Being back in Brooklyn made him feel like he had never left. Sometimes, he’d pick up the phone to call his wife, and then remember that it was impossible. Even though so much time had passed, his internal body clock couldn’t shake the rhythms of family life—early waking, before-school schedules, homework, bedtime rituals. Once he put animal cookies in his basket at the supermarket—and then remembered there were no children at home to eat them. He took long walks to tire out his body so he could quiet his mind for rest. Sleep seldom came.
He gradually adopted a “fake-it-till-you-make-it” attitude, returning to the practices of Orthodoxy—eating only kosher food, reciting blessings before and after meals, covering his head at all times. It was easier to go along with the community than stand against it. He suspected that he would never vanquish his doubts about God and accepted his inner debate as part of a lifelong process, an argument between faith and doubt.
Jacob also found himself thinking of Brent. He wondered if Mo’s new medication for arthritis was working, if Langston had joined the peewee basketball league, if he was still practicing with the same determination.
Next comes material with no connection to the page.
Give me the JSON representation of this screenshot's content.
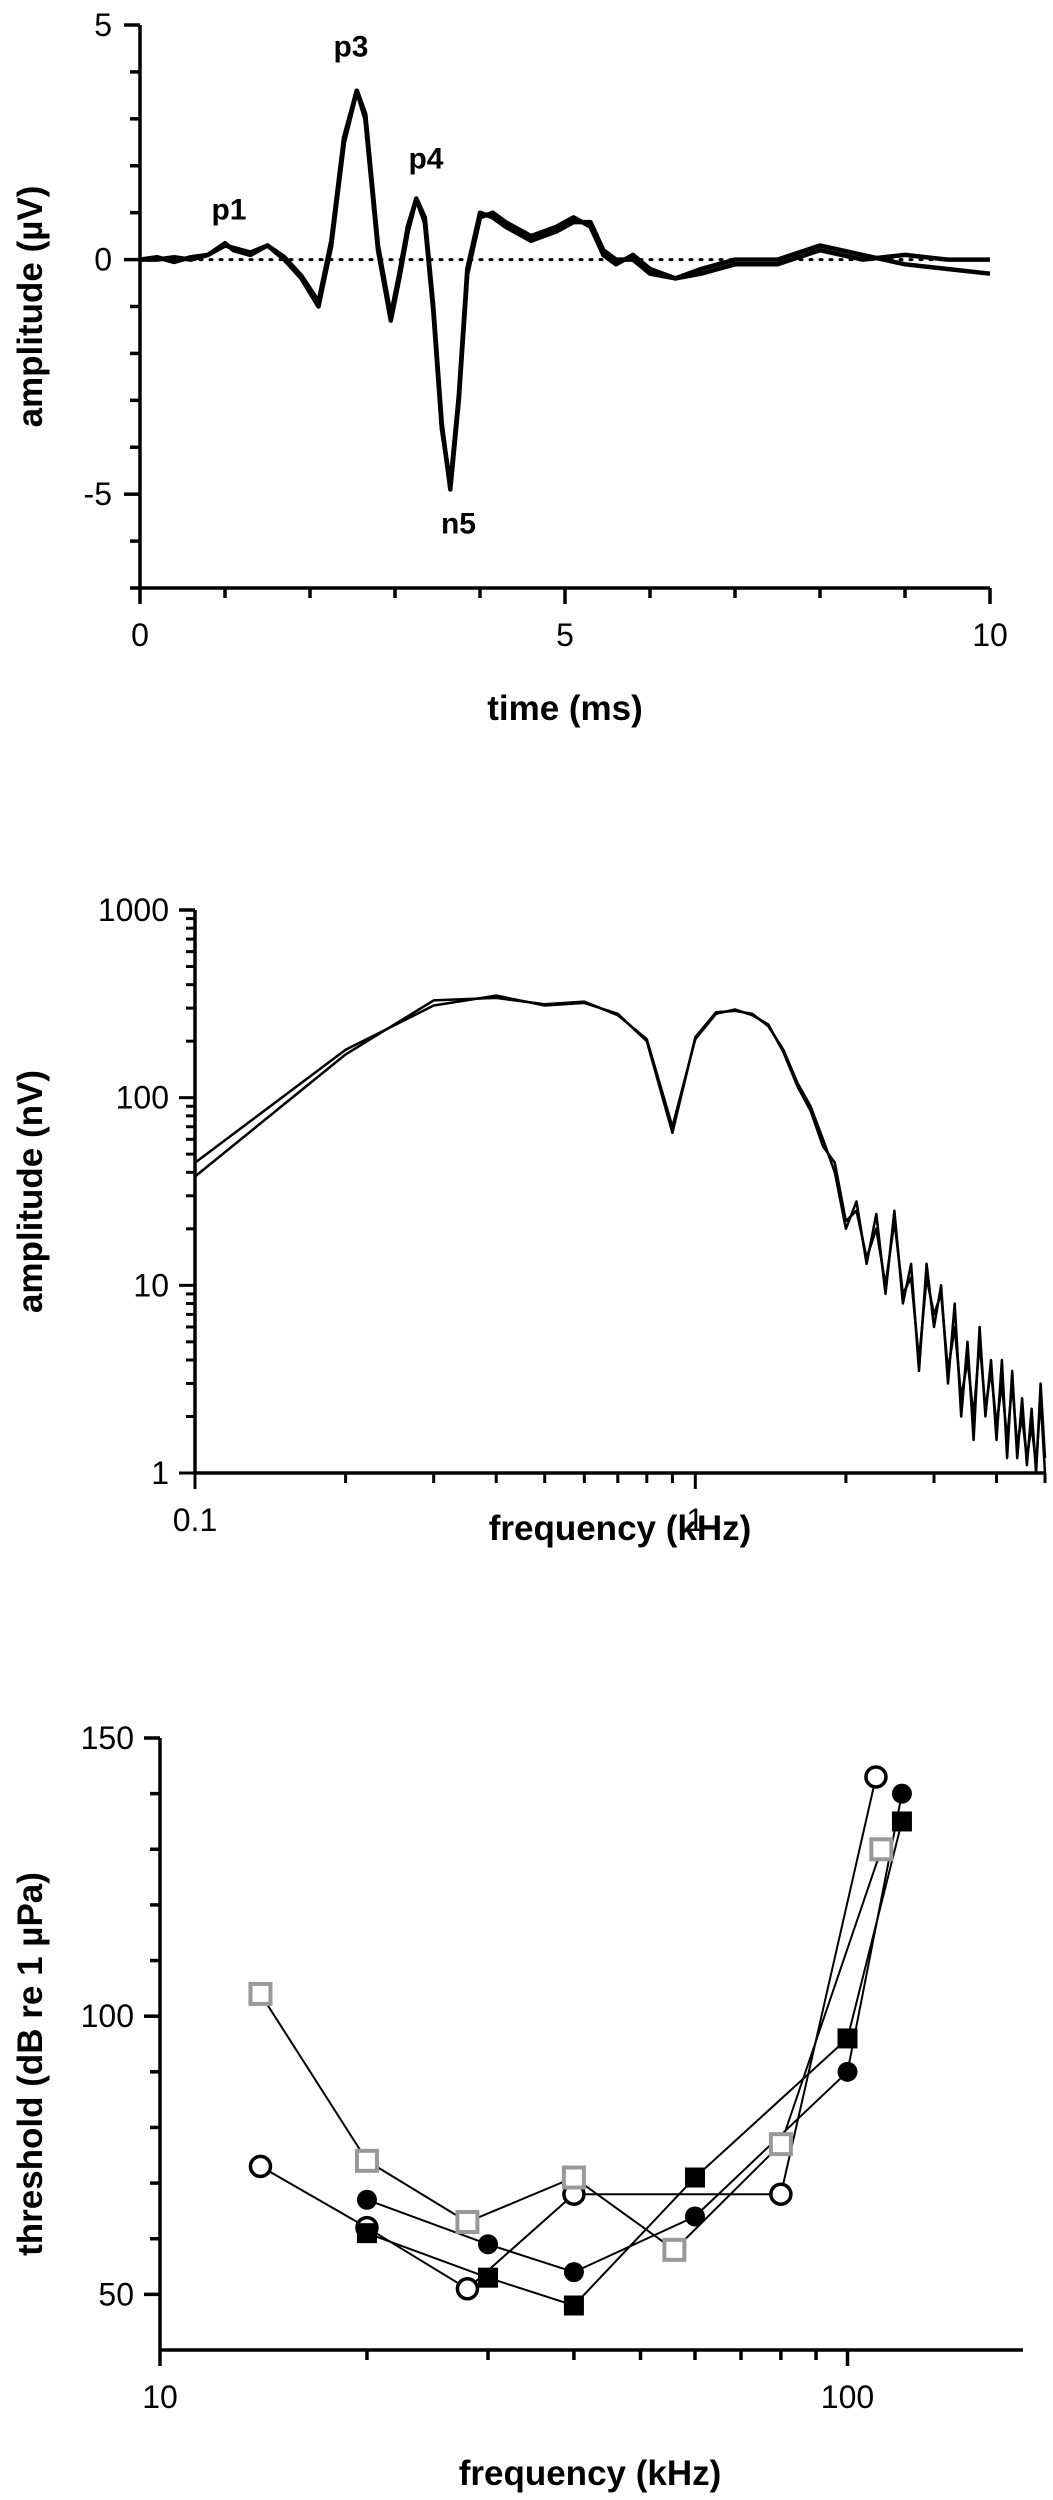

He wondered how the choir was managing without him. He often thought of Rosie, but he didn’t reach out. She’d asked him not to be in touch, and he respected her wishes.
In all his confusion, he knew one thing for certain: love mattered. What he felt for Julia and his children had been real, and even though he could no longer touch them, he could still feel the pulse of that connection. He also knew that what he felt for Rosie, even in his sleepwalking state, was a kind of love.
When Jacob felt strong enough, he returned to synagogue. His suit fit him differently—in the months away, he had grown leaner, more muscular. He put on his old black fedora and, with his mother, walked the three blocks to the synagogue. After months in First Baptist, the synagogue looked both familiar and strange. He was living in a time warp, alternating between feeling that nothing had changed and he’d been gone for only seconds, to feeling that everything had changed and his months away were a lifetime.